Pacy editing, some great put-down one-liners and wickedly celebratory vindictiveness drive this all along nicely until the inexorable logic of Hollywood narratives kicks in and the BMD (big moral dilemma) looms to spoil the fun. Miranda manipulates Andy into shafting her sister slave Emily (nicely played by Emily Blunt) by replacing her on the ego-shmoozing, freebie-littered, mega-suck-up trip to the Paris fashion show. Once there she has a guilt-tinged overnight bed-stop with Christian (I kid you not) again impossibly handsome, but with a better tan, expensively tousled locks and reputed but not demonstrated, writing skills. He tells her of an imminent Runway putsch which Andy’s scruples lead her to tip Miranda off about and who by way of thanks draws Andy into a mega-shafting of camply loveable Nigel. Mere collateral damage in Miranda’s holy war of empire. Priestley infallibility.

If you have ever seen a Hollywood movie you will know how this ends (pretty much from about 20 minutes in). Devil shares with soft-core porn and many violent movies, the quality of celebrating in form what it decries in narrative content. The shiny, sharp, diamond hard, starkly lit lines of the movie’s form are dimmed and mushed up in a tiresomely sentimental ending. In the best line of the movie, the triumphantly victorious Miranda welcomes Andy as a ruthless Queen-bee-in-waiting.

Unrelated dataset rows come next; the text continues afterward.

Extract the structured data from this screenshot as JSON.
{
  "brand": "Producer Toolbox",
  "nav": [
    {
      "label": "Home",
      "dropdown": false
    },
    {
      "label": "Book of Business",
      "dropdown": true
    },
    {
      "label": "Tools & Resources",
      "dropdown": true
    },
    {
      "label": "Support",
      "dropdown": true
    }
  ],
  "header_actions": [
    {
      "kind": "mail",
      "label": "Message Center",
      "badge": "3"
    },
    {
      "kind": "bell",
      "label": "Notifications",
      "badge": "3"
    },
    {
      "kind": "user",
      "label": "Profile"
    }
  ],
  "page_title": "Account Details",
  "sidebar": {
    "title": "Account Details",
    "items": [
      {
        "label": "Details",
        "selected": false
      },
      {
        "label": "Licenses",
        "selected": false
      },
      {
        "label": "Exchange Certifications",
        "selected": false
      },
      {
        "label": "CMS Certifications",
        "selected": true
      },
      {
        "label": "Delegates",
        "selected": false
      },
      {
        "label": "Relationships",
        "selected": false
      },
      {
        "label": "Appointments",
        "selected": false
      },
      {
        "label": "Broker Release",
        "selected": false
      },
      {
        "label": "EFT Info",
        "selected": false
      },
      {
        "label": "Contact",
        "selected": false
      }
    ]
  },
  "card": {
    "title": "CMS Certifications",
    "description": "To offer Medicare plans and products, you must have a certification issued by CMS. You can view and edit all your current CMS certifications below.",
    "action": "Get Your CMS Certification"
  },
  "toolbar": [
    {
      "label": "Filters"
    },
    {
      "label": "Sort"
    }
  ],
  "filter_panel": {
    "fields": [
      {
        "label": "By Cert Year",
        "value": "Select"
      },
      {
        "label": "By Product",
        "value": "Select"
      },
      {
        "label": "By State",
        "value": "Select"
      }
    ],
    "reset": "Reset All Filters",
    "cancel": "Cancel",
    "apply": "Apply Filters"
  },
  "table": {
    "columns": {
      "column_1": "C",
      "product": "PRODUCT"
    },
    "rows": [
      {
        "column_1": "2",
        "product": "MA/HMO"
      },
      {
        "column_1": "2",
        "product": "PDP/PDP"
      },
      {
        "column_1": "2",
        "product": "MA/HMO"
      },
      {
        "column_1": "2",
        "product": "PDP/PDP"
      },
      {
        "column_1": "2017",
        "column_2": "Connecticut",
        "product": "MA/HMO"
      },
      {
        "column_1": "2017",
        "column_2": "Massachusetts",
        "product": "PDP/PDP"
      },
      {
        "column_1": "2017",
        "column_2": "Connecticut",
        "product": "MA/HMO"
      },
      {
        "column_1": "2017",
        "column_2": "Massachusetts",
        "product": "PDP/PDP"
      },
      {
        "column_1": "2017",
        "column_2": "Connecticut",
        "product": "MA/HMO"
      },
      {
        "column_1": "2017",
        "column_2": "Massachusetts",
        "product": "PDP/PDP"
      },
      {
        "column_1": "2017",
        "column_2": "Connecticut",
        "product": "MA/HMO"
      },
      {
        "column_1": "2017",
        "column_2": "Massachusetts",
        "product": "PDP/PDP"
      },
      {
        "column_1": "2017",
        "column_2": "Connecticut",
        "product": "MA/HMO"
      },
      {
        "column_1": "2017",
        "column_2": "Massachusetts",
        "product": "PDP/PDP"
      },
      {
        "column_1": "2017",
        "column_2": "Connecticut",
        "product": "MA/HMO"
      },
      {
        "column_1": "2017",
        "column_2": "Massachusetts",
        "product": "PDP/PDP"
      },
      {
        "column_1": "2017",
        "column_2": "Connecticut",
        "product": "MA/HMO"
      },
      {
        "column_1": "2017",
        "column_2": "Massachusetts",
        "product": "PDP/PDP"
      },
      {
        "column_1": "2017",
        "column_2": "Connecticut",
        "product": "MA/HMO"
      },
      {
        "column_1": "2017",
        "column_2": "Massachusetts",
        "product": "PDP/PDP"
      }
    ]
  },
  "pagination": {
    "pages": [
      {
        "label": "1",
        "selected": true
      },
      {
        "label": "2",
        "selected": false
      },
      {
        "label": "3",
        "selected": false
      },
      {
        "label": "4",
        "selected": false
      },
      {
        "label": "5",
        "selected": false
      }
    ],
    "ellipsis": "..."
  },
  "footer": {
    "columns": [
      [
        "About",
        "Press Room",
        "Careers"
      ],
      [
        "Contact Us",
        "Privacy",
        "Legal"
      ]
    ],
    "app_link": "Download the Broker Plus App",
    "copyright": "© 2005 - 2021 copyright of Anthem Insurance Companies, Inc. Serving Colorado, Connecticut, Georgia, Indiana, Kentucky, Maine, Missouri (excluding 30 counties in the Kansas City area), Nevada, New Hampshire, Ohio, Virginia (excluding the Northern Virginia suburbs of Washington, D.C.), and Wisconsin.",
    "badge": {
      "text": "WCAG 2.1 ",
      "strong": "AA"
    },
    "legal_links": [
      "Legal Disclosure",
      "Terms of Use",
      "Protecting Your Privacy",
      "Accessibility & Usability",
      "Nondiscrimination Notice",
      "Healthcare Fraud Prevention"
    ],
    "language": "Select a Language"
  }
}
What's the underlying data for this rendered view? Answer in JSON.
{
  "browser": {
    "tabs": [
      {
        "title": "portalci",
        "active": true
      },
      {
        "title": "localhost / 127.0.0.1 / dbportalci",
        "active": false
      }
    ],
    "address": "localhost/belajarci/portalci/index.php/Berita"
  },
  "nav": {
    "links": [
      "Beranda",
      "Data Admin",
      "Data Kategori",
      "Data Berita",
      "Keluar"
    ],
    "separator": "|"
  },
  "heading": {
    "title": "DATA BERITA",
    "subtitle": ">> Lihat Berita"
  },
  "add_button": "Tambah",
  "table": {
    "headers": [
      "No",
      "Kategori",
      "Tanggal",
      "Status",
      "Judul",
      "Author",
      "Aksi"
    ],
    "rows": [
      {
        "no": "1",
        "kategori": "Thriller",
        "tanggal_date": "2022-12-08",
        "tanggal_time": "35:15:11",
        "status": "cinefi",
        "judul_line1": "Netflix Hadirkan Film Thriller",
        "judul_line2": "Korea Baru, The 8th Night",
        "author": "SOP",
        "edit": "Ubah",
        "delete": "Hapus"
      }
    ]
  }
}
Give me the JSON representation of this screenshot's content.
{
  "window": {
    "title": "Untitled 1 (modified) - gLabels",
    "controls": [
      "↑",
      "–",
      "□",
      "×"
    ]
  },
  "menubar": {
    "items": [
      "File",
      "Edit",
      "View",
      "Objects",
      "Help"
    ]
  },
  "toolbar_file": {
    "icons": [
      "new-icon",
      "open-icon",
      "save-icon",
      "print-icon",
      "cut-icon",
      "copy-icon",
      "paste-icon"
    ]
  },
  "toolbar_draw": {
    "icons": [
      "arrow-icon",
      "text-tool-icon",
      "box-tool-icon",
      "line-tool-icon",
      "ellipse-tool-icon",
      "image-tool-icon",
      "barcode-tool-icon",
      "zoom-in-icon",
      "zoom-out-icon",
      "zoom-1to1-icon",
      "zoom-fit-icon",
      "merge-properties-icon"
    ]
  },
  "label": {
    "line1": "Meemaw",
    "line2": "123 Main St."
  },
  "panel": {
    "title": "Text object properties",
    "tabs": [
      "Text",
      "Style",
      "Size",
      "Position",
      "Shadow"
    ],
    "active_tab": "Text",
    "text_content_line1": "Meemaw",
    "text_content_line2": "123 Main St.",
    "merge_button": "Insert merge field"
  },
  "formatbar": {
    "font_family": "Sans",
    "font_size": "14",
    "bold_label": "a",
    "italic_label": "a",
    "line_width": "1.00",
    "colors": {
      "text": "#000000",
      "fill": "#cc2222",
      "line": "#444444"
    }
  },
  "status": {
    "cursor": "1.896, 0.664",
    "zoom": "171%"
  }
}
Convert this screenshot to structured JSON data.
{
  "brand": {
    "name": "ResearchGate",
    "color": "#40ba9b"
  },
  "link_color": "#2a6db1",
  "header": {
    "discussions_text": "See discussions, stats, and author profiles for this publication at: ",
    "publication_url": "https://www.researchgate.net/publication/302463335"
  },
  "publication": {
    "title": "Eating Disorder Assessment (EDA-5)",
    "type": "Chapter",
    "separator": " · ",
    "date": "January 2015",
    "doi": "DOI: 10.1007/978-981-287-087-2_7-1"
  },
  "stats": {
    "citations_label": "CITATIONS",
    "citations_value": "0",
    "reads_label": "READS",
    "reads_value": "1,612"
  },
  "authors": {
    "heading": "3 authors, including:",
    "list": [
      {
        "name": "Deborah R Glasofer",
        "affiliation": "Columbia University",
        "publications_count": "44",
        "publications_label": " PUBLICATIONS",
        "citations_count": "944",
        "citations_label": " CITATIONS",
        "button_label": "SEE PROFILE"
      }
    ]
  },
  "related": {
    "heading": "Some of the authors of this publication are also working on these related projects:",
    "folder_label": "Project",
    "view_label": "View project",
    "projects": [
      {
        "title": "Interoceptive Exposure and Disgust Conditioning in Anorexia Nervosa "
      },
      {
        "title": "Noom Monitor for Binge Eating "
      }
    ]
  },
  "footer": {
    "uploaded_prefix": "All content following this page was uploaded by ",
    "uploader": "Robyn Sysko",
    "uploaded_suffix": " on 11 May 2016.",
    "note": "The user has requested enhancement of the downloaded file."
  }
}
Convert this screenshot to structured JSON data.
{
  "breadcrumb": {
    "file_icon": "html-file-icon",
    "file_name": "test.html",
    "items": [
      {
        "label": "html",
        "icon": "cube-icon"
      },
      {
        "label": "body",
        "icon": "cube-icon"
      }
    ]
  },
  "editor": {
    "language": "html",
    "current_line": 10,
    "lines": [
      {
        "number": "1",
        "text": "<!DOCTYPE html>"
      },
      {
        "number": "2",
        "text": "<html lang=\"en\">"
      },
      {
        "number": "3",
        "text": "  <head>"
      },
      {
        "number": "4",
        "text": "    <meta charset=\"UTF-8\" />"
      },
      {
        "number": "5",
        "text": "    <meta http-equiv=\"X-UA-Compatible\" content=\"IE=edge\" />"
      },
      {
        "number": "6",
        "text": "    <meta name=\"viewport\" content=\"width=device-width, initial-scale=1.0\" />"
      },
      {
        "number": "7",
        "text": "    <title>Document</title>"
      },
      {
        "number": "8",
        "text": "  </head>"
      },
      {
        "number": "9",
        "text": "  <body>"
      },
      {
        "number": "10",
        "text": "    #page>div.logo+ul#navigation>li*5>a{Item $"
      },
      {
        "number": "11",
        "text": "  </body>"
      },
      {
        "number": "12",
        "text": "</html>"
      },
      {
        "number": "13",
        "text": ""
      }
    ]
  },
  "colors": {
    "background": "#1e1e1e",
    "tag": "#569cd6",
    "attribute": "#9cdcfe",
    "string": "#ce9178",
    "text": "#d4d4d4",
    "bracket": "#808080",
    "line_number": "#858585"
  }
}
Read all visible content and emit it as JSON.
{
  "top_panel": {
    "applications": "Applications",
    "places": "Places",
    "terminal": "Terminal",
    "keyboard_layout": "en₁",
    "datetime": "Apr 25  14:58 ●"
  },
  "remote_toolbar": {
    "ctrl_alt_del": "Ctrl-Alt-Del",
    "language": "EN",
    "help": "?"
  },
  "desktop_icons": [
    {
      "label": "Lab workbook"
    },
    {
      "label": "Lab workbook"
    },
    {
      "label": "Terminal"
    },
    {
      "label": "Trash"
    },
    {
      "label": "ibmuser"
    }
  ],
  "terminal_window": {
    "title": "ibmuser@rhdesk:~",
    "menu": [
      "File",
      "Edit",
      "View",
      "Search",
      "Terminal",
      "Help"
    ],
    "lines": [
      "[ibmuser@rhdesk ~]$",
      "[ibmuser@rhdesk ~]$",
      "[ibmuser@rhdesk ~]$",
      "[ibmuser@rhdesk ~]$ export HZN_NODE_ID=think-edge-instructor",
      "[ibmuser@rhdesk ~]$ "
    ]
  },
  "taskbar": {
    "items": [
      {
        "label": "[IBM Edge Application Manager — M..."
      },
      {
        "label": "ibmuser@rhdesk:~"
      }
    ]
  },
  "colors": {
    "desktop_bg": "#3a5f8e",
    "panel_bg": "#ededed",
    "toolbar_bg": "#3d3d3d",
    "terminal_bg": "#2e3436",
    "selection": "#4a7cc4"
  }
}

Andy resists with “maybe I don’t want to be like you”, to which Miranda replies “don’t be foolish dear, everyone wants to be us.” In a world where celebrity is the pre-eminent aspiration of many and fascination of most – she may just be right.

Devil is like a $1,500 handbag. It alludes to arcane mysteries beyond the ken of man. Not just the incomprehensible idea that anyone of sound mind could pay such a price for a piece of stitched cloth to keep things in, but the cosmic riddle that having done so, its proud owner can never find anything she wants in its dark and unfathomable interior. OK ladies, hit back with talk of football if you must. But remember – I haven’t even started on the insanity of women and shoes.